Are you worried about the privacy of your personal information? Do you hesitate to use your credit card online? Do you wonder who has access to the personal information you are required to give Canadian governments? What about Canadian banks? Just what do they do with all the information they collect about you? Who monitors the private sector? Here is a quick overview of the laws governing the collection, use and disclosure of your personal information by both governments and businesses in Canada.
Privacy and Governments in Canada
The 1983 federal Privacy Act puts limits and obligations on over 150 federal government departments and agencies on the collection, use and disclosure of personal information. It also gives Canadians the right to find out what personal information the federal government has about them by making a formal request under the Privacy Act. The Office of the Privacy Commissioner of Canada has the authority to investigate complaints.
The governments of all provinces and territories in Canada also have privacy offices and laws governing the collection, use and disclosure of personal information. The legislation varies from province to province, but the general right to access and correct personal information exists in all, and each has a commissioner or ombudsman who is authorized to handle complaints.
Privacy and the Private Sector
The Personal Information Protection and Electronic Documents Act, or PIPEDA, regulates how private sector organizations collect, use and disclose personal information in the course of business activities. PIPEDA was implemented in three stages:
- January 1, 2001 - federally regulated private sector, for example banks and international air carriers, is covered
- January 1, 2002 - personal health information collected, used or disclosed by federally regulated organizations covered.
- January 1, 2004 - covers information collected in the course of any commercial activity in any province or territory in Canada, including provincially regulated organizations. If a province has legislation substantially similar to the federal law, then that province may be exempted.
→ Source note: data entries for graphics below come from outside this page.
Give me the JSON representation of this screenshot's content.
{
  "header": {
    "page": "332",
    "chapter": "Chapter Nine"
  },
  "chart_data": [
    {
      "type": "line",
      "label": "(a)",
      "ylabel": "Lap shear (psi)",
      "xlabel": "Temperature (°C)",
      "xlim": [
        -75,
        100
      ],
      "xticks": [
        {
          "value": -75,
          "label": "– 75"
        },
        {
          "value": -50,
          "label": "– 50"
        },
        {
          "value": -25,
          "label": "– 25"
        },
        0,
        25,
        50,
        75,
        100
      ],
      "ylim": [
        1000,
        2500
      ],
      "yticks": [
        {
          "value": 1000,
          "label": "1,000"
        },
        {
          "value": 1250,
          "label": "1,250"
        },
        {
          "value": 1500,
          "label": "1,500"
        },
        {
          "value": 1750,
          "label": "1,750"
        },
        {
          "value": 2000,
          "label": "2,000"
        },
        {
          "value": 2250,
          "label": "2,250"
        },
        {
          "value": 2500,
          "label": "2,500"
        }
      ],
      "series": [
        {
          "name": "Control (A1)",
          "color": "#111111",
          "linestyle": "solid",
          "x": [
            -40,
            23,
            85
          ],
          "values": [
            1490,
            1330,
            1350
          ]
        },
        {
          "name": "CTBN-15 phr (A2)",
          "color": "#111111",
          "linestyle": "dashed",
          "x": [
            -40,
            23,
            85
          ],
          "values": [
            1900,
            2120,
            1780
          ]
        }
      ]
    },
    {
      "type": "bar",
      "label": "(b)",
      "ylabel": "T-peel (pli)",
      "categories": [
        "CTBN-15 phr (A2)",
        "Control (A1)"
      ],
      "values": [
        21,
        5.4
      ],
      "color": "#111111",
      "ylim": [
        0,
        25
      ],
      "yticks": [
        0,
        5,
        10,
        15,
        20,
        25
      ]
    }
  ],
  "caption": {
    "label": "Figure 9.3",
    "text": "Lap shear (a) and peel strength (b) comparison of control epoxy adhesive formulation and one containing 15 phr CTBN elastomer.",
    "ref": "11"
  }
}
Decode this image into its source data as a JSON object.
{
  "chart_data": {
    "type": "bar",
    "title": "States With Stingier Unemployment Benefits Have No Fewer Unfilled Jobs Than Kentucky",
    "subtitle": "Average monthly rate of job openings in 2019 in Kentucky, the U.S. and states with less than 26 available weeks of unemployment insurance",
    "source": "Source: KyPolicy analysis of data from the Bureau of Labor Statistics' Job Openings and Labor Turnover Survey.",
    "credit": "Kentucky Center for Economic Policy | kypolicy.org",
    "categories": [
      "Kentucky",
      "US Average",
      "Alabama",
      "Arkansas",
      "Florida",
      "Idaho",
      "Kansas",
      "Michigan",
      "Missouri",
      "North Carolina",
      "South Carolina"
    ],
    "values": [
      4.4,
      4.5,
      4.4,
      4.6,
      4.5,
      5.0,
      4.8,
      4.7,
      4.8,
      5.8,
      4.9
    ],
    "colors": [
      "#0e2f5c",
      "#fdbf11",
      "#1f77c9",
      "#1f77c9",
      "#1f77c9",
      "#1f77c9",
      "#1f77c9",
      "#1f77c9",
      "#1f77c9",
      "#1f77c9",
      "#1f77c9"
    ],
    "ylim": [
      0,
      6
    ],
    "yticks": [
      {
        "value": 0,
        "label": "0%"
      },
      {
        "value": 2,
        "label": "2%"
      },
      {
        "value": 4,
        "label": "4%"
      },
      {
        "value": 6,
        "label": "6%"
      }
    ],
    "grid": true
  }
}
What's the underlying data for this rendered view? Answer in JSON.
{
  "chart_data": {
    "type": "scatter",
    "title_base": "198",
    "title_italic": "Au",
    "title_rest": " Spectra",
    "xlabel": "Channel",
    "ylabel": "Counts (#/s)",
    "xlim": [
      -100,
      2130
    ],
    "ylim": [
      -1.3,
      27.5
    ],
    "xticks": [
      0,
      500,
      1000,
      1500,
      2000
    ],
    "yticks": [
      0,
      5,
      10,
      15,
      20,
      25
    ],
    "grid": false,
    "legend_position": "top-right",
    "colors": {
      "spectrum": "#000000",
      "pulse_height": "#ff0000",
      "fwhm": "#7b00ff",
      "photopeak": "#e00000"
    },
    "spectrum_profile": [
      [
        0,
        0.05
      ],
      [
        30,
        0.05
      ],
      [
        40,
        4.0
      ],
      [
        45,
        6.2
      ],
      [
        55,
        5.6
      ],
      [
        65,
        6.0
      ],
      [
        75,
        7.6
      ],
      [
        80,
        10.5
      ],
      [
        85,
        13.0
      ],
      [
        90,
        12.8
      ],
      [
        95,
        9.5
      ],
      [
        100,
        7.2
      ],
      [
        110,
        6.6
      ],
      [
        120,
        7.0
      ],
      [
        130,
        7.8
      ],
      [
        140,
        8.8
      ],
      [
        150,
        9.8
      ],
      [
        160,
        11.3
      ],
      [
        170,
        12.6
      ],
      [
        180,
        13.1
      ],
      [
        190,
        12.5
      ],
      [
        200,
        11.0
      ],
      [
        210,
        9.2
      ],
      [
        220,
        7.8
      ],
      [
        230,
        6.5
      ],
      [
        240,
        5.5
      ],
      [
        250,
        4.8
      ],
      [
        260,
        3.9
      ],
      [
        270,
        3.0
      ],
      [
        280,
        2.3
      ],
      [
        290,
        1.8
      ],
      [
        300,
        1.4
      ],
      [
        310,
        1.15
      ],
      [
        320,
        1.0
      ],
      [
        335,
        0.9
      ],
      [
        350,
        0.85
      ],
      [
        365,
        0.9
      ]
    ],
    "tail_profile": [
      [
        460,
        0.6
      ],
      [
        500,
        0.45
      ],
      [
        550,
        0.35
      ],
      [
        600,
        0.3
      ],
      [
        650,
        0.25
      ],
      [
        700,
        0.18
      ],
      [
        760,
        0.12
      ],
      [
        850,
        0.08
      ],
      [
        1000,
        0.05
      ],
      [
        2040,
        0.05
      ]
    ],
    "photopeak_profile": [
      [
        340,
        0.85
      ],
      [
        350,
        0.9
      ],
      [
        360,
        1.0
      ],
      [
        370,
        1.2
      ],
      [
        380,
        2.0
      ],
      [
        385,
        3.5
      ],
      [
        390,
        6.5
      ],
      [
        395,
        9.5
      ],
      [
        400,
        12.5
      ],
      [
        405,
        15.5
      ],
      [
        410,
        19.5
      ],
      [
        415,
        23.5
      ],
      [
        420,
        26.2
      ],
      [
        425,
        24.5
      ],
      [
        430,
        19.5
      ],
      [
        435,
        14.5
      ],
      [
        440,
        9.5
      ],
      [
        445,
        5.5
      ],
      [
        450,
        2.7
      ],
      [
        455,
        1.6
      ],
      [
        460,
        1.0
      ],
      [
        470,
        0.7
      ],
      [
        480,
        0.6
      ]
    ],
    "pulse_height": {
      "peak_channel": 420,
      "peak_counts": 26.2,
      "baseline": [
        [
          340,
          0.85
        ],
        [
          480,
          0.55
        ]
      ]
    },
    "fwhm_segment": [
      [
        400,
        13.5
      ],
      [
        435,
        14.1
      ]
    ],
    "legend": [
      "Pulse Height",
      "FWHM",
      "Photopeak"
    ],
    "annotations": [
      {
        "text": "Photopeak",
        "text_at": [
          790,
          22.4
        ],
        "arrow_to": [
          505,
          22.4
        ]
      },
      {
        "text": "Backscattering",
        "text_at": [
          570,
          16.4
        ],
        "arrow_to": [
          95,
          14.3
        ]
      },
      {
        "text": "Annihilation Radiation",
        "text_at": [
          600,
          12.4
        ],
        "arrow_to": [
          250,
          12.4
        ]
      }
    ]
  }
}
At the beginning of 2004, the only province exempted from the federal PIPED Act was Quebec. Quebec businesses are not covered by PIPEDA, but must comply with the Quebec private sector privacy law.
Principles of Fair Information
PIPEDA establishes ten principles that organizations must follow when collecting, using and disclosing personal information in the course of commercial activity. These principles have been adapted from the Model Privacy Code of the Canadian Standards Association.
- identifying purpose
- limiting collection
- limiting use, disclosure and retention
- individual access
- challenging compliance
Individuals can complain to the Privacy Commissioner of Canada about violations, and the Commissioner can start his own investigation without waiting for a complaint.